Efforts to pin overall inflation down to its causes are not easy. An obvious culprit would be the covid clamps that snapped off supplies. While these have mostly been eased, not all supply chains have been fully restored, so this squeeze could have outweighed a slump in demand after the pandemic took hold. Food items have been under specific watch. Here, while bounteous monsoon rains have brightened prospects of a bumper harvest this year, the output of protein-rich staples may still fall short. Also, a slow resumption of transport and other points of friction could get in the way. Note that wholesale price inflation turned positive in August for the first time since March, a reflection of a recovery in the pricing power of producers. Apart from supply constraints, though, there is also the effect of RBI’s liquidity easing to consider. As a stimulatory measure, the supply of money has been upped ever since covid struck the economy, and our productive capacity may have failed to keep pace. Yet another suspect has been “imported inflation", which RBI spoke of recently. With global oil prices low and other imports weak, the central bank was probably referring to the inflation brought about by an influx of dollars from abroad. Till a few weeks ago, RBI was buying the US currency to keep the rupee stable, an exercise that pumps extra Indian currency into circulation, which then needs to be mopped up—or sterilized—through bond sales. If not, there would be excess cash around. Large inflows make sterilization difficult, for RBI’s bond supplies tend to push up market interest rates, which goes against its easy-money policy. In a reversal of stance, RBI appears to have decided not to intervene much in the foreign exchange market so that it gets a grip on internal price stability—a major part of its mandate.

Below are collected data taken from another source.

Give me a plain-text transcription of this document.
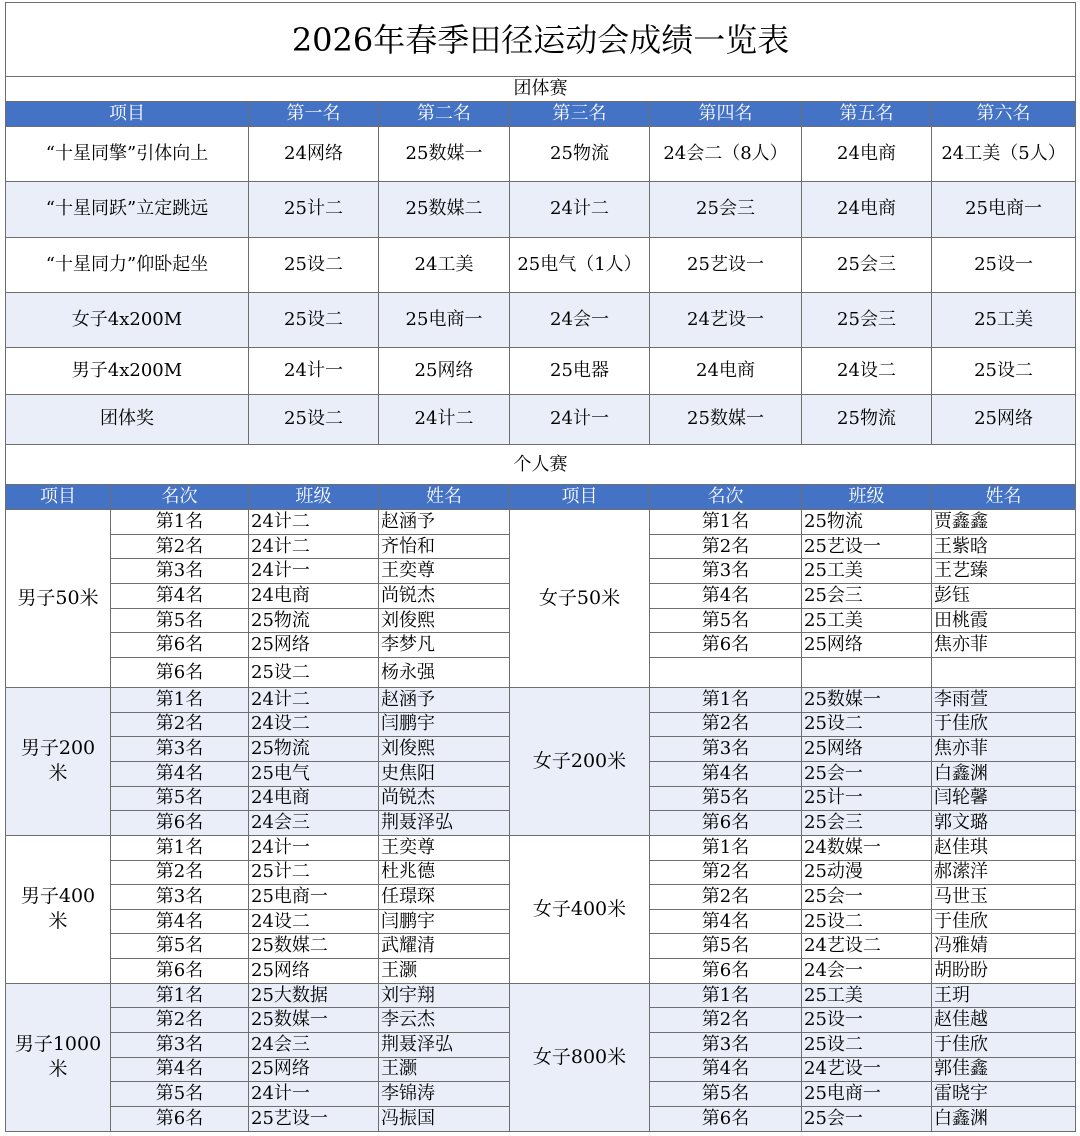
2026年春季田径运动会成绩一览表							
团体赛							
项目		第一名	第二名	第三名	第四名	第五名	第六名
“十星同擎”引体向上		24网络	25数媒一	25物流	24会二（8人）	24电商	24工美（5人）
“十星同跃”立定跳远		25计二	25数媒二	24计二	25会三	24电商	25电商一
“十星同力”仰卧起坐		25设二	24工美	25电气（1人）	25艺设一	25会三	25设一
女子4x200M		25设二	25电商一	24会一	24艺设一	25会三	25工美
男子4x200M		24计一	25网络	25电器	24电商	24设二	25设二
团体奖		25设二	24计二	24计一	25数媒一	25物流	25网络
个人赛							
项目	名次	班级	姓名	项目	名次	班级	姓名
男子50米	第1名	24计二	赵涵予	女子50米	第1名	25物流	贾鑫鑫
	第2名	24计二	齐怡和		第2名	25艺设一	王紫晗
	第3名	24计一	王奕尊		第3名	25工美	王艺臻
	第4名	24电商	尚锐杰		第4名	25会三	彭钰
	第5名	25物流	刘俊熙		第5名	25工美	田桃霞
	第6名	25网络	李梦凡		第6名	25网络	焦亦菲
	第6名	25设二	杨永强				
男子200米	第1名	24计二	赵涵予	女子200米	第1名	25数媒一	李雨萱
	第2名	24设二	闫鹏宇		第2名	25设二	于佳欣
	第3名	25物流	刘俊熙		第3名	25网络	焦亦菲
	第4名	25电气	史焦阳		第4名	25会一	白鑫渊
	第5名	24电商	尚锐杰		第5名	25计一	闫轮馨
	第6名	24会三	荆聂泽弘		第6名	25会三	郭文璐
男子400米	第1名	24计一	王奕尊	女子400米	第1名	24数媒一	赵佳琪
	第2名	25计二	杜兆德		第2名	25动漫	郝潆洋
	第3名	25电商一	任璟琛		第2名	25会一	马世玉
	第4名	24设二	闫鹏宇		第4名	25设二	于佳欣
	第5名	25数媒二	武耀清		第5名	24艺设二	冯雅婧
	第6名	25网络	王灏		第6名	24会一	胡盼盼
男子1000米	第1名	25大数据	刘宇翔	女子800米	第1名	25工美	王玥
	第2名	25数媒一	李云杰		第2名	25设一	赵佳越
	第3名	24会三	荆聂泽弘		第3名	25设二	于佳欣
	第4名	25网络	王灏		第4名	24艺设一	郭佳鑫
	第5名	24计一	李锦涛		第5名	25电商一	雷晓宇
	第6名	25艺设一	冯振国		第6名	25会一	白鑫渊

So long as inflation stays above 6%, RBI would be wary of easing money any further. But if rate cuts might stoke prices, so could a fiscal stimulus by the Centre. With our economy in dire need of state spending, this puts our policy matrix in a fix. The government must take some hard decisions now. It could hope that RBI’s swerve to control the rupee’s internal rather than external value—with India largely open to capital flows, it cannot do both—bears quick results. This seems unlikely. Or it could go ahead with a fiscal splurge, as required, and hope for a revival that does not send prices soaring too high. Neither option is free of risk. But such are the hard times we’ve fallen upon.